Et à quelques jours de là, le 1er septembre, Joubert, qui avait un instant tremblé pour son ami, écrivait à Chênedollé : « Le pauvre garçon (Chateaubriand) a eu pour sa part d’assez grièves tribulations. L’article qui m’avait tant mis en colère est resté quelque temps suspendu sur sa tête, mais à la fin le tonnerre a grondé, le nuage a crevé, et la Foudre en propre personne a dit à Fontanes que si son ami recommençait, il serait frappé. Tout cela a été vif et même violent, mais court… »

Napoléon, d’ailleurs, ne s’en tint point à une simple menace. Chateaubriand, nous l’avons vu, avait acheté la propriété du Mercure pour une somme de 20 000 francs. C’était à peu près toute sa fortune. Il en fut dépossédé. Au mois d’octobre 1807, le privilège du Mercure lui fut retiré, et ce recueil fut réuni à la Décade, organe du parti opposé, et qui s’intitulait alors : Revue philosophique, littéraire et politique[1].
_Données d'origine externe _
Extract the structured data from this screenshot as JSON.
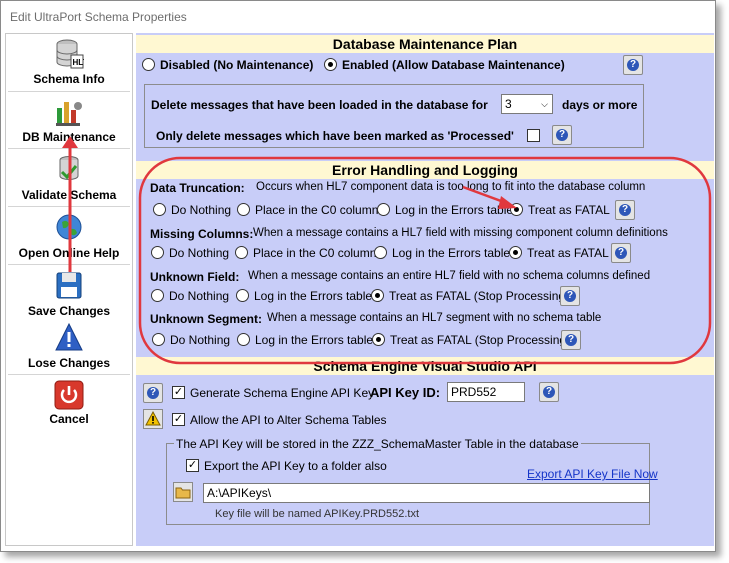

Chateaubriand était ruiné ; mais, outre que la chose pour lui n’était pas nouvelle, il se pouvait consoler en voyant le prodigieux succès de son article. On en multipliait les copies, on en apprenait par cœur les passages les plus significatifs. M. Guizot relate, à ce sujet, dans ses Mémoires, un curieux épisode de sa jeunesse :


En août 1807, dit-il, je m’arrêtai quelques jours en Suisse en allant voir ma mère à Nîmes, et dans le confiant empressement de ma jeunesse, aussi curieux des grandes renommées qu’encore inconnu moi-même, j’écrivis à Mme de Staël pour lui demander l’honneur de la voir. Elle m’invita à dîner à Ouchy, près de Lausanne, où elle se trouvait alors. J’étais assis à côté d’elle ; je venais de Paris ; elle me questionna sur ce qui s’y passait, ce qu’on y disait, ce qui occupait le public et les salons. Je parlai d’un article de M. de Chateaubriand dans le Mercure, qui faisait du bruit au moment de mon départ. Une phrase surtout m’avait frappé, et je la citai textuellement, car elle s’était gravée dans

  1. Histoire politique et littéraire de la Presse en France, par Eugène Hatin. t. VII, p. 569.